Next we need the differential of the exponential function applied elementwise to a vector $$\eqalign{ u &= \exp(jx) \cr du &= u\odot d(jx) = (ju)\odot dx \cr }$$ Substituting this, we can continue on to find the gradient with respect to $x$ $$\eqalign{ df &= (Bu)^*:(ju\odot dx) + (Bu):(ju\odot dx)^* \cr &= ju\odot(Bu)^*:dx + (ju)^*\odot(Bu):dx \cr &= (VB^*u^* + V^*Bu):dx \cr g=\frac{\partial f}{\partial x} &= VB^*u^* + V^*Bu \cr }$$ where $V={\rm Diag}(ju)$. Being of the form $(y+y^*)$, we see that $g\in{\mathbb R}^K$ as expected.

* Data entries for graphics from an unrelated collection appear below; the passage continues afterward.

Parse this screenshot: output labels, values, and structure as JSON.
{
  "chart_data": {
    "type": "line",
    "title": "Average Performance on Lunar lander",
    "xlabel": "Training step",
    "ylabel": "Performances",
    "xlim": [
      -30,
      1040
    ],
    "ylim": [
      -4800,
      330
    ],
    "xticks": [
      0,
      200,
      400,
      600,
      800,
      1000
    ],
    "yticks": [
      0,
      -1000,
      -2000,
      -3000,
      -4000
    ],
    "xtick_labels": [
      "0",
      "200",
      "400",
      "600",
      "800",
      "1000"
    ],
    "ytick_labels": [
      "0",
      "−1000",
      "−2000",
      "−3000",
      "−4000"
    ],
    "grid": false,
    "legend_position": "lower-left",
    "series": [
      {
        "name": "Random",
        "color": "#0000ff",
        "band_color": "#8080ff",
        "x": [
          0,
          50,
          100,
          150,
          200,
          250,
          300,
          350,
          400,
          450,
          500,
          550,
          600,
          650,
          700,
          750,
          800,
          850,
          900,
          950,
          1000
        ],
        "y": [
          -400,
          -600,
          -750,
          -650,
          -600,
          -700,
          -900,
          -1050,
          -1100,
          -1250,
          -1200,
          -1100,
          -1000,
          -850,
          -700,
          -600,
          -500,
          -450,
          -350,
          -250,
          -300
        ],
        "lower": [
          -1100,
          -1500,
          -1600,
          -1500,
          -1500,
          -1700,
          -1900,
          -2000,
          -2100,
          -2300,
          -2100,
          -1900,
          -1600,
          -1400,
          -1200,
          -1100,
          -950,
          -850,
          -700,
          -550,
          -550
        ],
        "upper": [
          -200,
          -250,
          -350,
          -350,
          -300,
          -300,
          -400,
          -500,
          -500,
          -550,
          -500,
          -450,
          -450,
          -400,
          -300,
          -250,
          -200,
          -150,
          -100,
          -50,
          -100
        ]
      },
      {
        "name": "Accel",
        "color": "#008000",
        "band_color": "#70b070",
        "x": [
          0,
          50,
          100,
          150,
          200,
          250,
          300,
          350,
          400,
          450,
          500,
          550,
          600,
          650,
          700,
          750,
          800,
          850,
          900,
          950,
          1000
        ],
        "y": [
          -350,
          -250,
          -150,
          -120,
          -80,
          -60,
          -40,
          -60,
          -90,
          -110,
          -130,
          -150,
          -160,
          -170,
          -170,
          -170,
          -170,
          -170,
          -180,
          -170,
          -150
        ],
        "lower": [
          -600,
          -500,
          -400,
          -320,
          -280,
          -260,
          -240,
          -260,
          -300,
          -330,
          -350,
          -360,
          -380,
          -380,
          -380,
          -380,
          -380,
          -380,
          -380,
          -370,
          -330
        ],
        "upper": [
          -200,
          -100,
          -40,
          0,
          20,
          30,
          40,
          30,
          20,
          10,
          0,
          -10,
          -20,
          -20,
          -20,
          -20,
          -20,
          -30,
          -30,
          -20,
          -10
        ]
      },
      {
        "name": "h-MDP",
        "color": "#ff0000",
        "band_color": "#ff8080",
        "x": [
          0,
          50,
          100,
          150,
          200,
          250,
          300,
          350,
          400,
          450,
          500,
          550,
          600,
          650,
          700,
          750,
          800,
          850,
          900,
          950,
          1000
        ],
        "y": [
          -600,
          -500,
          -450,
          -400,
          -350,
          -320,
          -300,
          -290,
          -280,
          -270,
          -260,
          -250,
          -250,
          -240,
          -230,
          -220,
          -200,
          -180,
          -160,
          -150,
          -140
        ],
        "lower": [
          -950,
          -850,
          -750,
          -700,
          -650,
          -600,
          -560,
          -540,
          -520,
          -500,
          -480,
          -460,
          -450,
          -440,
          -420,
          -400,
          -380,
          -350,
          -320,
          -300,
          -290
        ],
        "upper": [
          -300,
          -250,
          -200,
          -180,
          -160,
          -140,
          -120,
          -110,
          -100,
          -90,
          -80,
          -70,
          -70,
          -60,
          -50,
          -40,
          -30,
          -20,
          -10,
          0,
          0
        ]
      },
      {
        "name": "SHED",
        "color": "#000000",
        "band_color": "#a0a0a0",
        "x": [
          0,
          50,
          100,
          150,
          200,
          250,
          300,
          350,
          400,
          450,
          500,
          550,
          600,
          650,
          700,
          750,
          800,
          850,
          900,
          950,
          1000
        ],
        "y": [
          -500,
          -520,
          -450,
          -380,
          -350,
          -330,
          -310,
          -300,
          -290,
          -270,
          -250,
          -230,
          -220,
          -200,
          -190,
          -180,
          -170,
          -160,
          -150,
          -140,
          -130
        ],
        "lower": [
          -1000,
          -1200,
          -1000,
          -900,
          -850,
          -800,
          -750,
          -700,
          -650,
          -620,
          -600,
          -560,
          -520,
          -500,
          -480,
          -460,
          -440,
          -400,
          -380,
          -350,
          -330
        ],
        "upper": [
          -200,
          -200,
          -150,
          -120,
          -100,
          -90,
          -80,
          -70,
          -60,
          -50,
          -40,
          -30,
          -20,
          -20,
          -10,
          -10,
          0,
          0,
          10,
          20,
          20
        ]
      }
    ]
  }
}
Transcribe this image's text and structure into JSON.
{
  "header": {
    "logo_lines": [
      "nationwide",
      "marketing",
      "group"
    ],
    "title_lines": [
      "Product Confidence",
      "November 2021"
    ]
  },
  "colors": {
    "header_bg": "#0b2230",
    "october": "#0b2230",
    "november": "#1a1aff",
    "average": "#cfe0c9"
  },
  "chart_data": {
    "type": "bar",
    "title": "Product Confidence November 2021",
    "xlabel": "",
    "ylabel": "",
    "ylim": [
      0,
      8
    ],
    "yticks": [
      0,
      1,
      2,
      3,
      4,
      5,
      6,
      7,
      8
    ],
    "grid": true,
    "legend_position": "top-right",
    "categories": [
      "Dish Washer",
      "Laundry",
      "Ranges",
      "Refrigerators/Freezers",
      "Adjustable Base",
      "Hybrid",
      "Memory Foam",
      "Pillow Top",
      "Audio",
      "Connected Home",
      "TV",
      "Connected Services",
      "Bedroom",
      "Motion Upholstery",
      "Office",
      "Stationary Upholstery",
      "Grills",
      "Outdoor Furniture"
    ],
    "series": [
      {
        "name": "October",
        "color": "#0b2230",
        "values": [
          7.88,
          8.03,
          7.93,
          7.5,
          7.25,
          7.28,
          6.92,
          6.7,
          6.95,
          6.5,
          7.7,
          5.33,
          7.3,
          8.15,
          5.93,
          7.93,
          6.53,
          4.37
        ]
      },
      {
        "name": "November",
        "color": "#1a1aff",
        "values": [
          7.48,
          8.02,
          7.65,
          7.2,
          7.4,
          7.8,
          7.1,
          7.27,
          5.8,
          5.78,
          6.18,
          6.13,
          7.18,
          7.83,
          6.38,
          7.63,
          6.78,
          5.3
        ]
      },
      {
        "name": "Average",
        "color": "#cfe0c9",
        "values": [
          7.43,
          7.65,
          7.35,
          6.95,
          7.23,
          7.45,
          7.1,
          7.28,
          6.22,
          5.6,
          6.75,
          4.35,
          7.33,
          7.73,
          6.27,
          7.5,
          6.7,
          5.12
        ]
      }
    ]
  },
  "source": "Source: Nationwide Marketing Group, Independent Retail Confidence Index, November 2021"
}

At this point, you should pause and consider using Conjugate Gradients, or Barzilai-Borwein, or some other method that does not require the Hessian, since that is going to be complicated.
Also, instead of insisting on a matrix product involving $V={\rm Diag}(ju)$, you should just write code for a Hadamard product with the underlying vector.
Let $$\eqalign{ W &= {\rm Diag}(jBu) \cr L &= (V^*B+W^*)V \cr }$$ then the Hessian is $$H=\frac{\partial^2f}{\partial x\partial x^T}=L+L^*$$